The present invention relates generally to lasers and in particular to controlling fiber coupling between an array of lasers and an optical output.
Fiber coupling is often an essential but costly step in packaging various waveguide devices for telecommunication applications. On account of the very small optical modes in single mode waveguide devices, very tight submicron tolerances are often required in the packaging.
Generally, the devices are actively aligned. For example to fiber couple a telecommunication laser, the device is activated, and the optical power coupled to the fiber is monitored as the positions of the various optical elements in the package are varied. When the coupling is maximized, the optical elements are permanently fixed in position. The process is time consuming, costly, and often not very reproducible due to contraction in epoxies or thermal expansion of the components.

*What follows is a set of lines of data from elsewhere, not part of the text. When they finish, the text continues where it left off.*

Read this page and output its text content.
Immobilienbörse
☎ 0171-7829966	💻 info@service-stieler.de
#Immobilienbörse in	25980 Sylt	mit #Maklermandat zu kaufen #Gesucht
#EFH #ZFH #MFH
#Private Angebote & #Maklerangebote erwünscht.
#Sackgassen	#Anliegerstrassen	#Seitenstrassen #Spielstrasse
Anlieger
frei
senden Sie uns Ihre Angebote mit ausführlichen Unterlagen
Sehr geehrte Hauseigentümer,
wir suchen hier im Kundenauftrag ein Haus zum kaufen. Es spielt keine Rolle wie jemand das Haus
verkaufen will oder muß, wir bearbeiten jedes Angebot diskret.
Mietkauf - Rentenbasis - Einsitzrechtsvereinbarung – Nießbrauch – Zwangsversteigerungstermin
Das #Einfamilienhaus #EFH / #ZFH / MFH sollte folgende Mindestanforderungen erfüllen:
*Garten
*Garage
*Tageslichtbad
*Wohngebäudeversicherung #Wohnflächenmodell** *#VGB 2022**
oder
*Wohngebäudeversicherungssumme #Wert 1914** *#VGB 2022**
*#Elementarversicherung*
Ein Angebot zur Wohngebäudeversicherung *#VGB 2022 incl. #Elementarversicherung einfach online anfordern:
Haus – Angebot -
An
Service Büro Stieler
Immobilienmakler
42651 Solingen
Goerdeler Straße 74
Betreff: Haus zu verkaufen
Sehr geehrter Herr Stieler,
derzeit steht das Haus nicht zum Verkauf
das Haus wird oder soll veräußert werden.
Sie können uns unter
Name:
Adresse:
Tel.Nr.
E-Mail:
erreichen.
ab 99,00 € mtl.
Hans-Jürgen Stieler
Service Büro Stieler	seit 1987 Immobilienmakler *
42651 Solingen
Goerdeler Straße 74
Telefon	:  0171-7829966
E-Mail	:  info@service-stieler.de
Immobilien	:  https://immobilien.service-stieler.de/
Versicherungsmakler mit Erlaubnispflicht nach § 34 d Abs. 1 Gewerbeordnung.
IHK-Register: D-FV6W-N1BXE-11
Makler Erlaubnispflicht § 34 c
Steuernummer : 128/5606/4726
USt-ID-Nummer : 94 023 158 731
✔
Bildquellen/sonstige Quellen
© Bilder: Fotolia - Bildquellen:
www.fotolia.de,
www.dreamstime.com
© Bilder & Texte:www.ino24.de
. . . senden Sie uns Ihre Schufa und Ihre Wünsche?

Furthermore, all the components in the package should be made absolutely immobile for the above procedure to maintain effectiveness over time. Any change in the position of the elements decreases the optical coupling. This makes hybrid integration of components with varying expansion coefficients very difficult. For example, to package a laser with a lithium niobate modulator, the laser uses hard solder for thermal heatsinking, while the modulator uses a soft epoxy that does not stress the crystal. The relative position of these devices will vary in the package due to the mismatch in the materials. Similarly, solders and epoxies tend to cause stress in the fiber, which affects yield and reliability and can cause birefringence in the fiber that influences the polarization of light in the core.